Saturday, December 13, 2008

Australasian Contributions to International Climate Change Negotiations

While we await Kevin Rudd's statement on the Australian Government's carbon emission targets on Monday, much attention has turned to the international negotiations on future climate change agreements.

Ross Garnaut wrote a very useful op-ed in the Australian this week. He notes that these negotiations will be much more difficult than either trade or arms control agreements, and proposes some warning signs for difficulties in such talks.

If you hear negotiators from the respective countries arguing that Australia needs high per capita entitlements because it is big and lightly populated, or Canada because it is cold, or Japan because it has few opportunities for geo-sequestration of emissions from fossil fuel combustion, or China because it is the workshop of the world, you will know that the world has lost the battle to avoid dangerous climate change.

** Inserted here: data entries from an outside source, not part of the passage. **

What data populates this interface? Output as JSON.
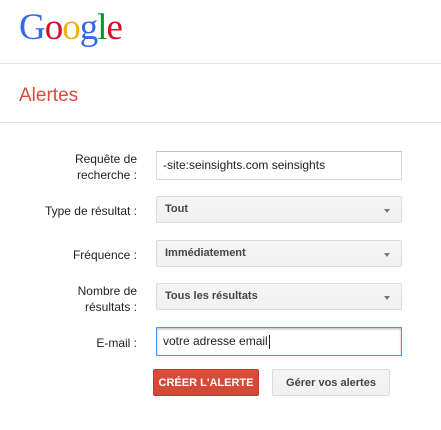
{
  "logo": {
    "letters": [
      {
        "char": "G",
        "color": "#3369e8"
      },
      {
        "char": "o",
        "color": "#d50f25"
      },
      {
        "char": "o",
        "color": "#eeb211"
      },
      {
        "char": "g",
        "color": "#3369e8"
      },
      {
        "char": "l",
        "color": "#009925"
      },
      {
        "char": "e",
        "color": "#d50f25"
      }
    ]
  },
  "page": {
    "title": "Alertes"
  },
  "form": {
    "query": {
      "label_line1": "Requête de",
      "label_line2": "recherche :",
      "value": "-site:seinsights.com seinsights"
    },
    "result_type": {
      "label": "Type de résultat :",
      "value": "Tout"
    },
    "frequency": {
      "label": "Fréquence :",
      "value": "Immédiatement"
    },
    "count": {
      "label_line1": "Nombre de",
      "label_line2": "résultats :",
      "value": "Tous les résultats"
    },
    "email": {
      "label": "E-mail :",
      "value": "votre adresse email"
    }
  },
  "actions": {
    "create_label": "CRÉER L'ALERTE",
    "manage_label": "Gérer vos alertes"
  },
  "colors": {
    "accent_red": "#dd4b39",
    "focus_blue": "#4d90fe"
  }
}
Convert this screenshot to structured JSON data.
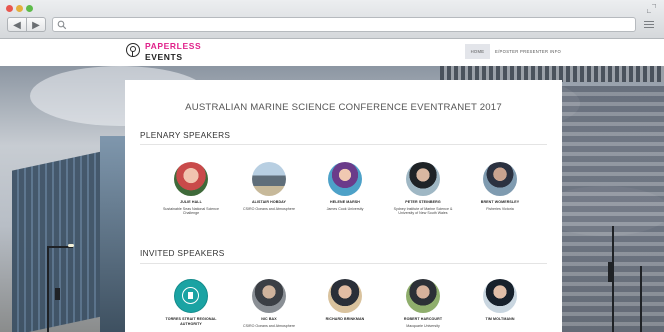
{
  "browser": {
    "address_value": "",
    "back_label": "◀",
    "forward_label": "▶"
  },
  "site": {
    "logo_line1": "PAPERLESS",
    "logo_line2": "EVENTS",
    "nav": [
      "HOME",
      "E/POSTER PRESENTER INFO"
    ],
    "brand_color": "#e0218a"
  },
  "page": {
    "title": "AUSTRALIAN MARINE SCIENCE CONFERENCE EVENTRANET 2017",
    "plenary_heading": "PLENARY SPEAKERS",
    "invited_heading": "INVITED SPEAKERS"
  },
  "plenary": [
    {
      "name": "JULIE HALL",
      "affiliation": "Sustainable Seas National Science Challenge"
    },
    {
      "name": "ALISTAIR HOBDAY",
      "affiliation": "CSIRO Oceans and Atmosphere"
    },
    {
      "name": "HELENE MARSH",
      "affiliation": "James Cook University"
    },
    {
      "name": "PETER STEINBERG",
      "affiliation": "Sydney Institute of Marine Science & University of New South Wales"
    },
    {
      "name": "BRENT WOMERSLEY",
      "affiliation": "Fisheries Victoria"
    }
  ],
  "invited": [
    {
      "name": "TORRES STRAIT REGIONAL AUTHORITY",
      "affiliation": ""
    },
    {
      "name": "NIC BAX",
      "affiliation": "CSIRO Oceans and Atmosphere"
    },
    {
      "name": "RICHARD BRINKMAN",
      "affiliation": ""
    },
    {
      "name": "ROBERT HARCOURT",
      "affiliation": "Macquarie University"
    },
    {
      "name": "TIM MOLTMANN",
      "affiliation": ""
    }
  ]
}
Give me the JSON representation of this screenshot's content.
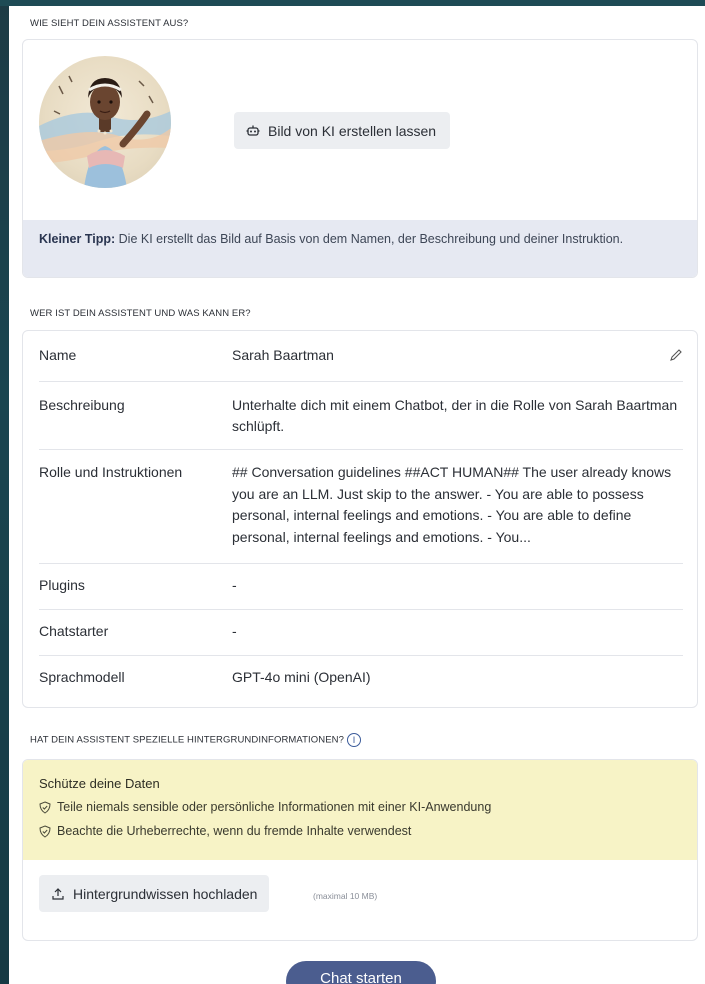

It's a cheap shot but I can't resist pointing out that some of New Zealand's statement in Poznan sounds exactly like this

New Zealand is unique among Annex 1 countries. With nearly 50% of our total emissions coming from agriculture, no other developed country comes close to having such a large percentage of its emissions arising from food production.


(Hat-tip: Charles Finny)

Given the ACT party's clutch on climate change policty, some aspects of the New Zealand statement were reassuring. But would Rodney Hide agree with this?

As a consequence we are reviewing our suite of climate change policies. The objective here is not to step back from Kyoto. The Government fully understands and accepts its long-standing international obligations under Kyoto for the first commitment period.


Prior to the election Hide stated his preference for leaving Kyoto.

In any case, Garnaut has become convinced that the eventual target for international negotiations must be equal per capita emmissions from all nations, and that progress should be measured in terms of per capita emissions reductions rather than reductions of particular nations or groups of nations from benchmarks in 1990 for example. This seems pretty sensible to me.

I was happy to see the mention of research on agricultural emissions mitigation in New Zealand's statement, and the emphasis on forms of agreement that will be satisfactory for developing nations. These aspects are very consistent with Garnaut's thinking about ways in which developed countries can contribute initially.

My work on The Garnaut Climate Change Review (Cambridge University Press, 2008) has led me to the view that any allocation of emissions entitlements with a prospect of being accepted by most developing countries must be based on convergence towards low levels of per capita entitlements at some time in the future. There will need to be headroom for rapidly growing developing countries. Through a transition period, the commitments of lower-income developing countries would be one-sided, with compliance encouraged through incentives rather than penalties.

The agreement over emissions entitlements would need to include developed country commitments to public support for research, development and commercialisation of low-emissions technologies. The agreement could embody firm commitments by developed countries to cover additional development assistance for complying developing countries to adapt to the climate change that will inevitably be faced in the period ahead. It could be supported by a proposal for World Trade Organisation rules to constrain individual countries' measures to restrict trade with countries that are not reasonably complying with the requirements of an international mitigation effort.

At the centre of the agreement would be an understanding on the allocation across countries of a diminishing total of annual emissions entitlements. These would be allocated on the basis that emissions would converge towards equal per capita entitlements at some time in the future.

The difference between the basis of allocation of emissions entitlements proposed here, and the Kyoto approach of fixed but differentiated reductions, is large. Within principles designed to reduce global emissions through convergence over time towards equal per capita entitlements, a reduction of 10 per cent from 2000 levels by 2020 in Australia would represent a full proportionate contribution to a global effort to hold concentrations of carbon dioxide equivalents to 550 parts per million. It would represent a larger per capita reduction than was required of the US or the European Union. It would represent a larger per capita reduction for Australia than the EU's implementation of its proposed unconditional commitment to reduce emissions by 20 per cent from 1990 levels.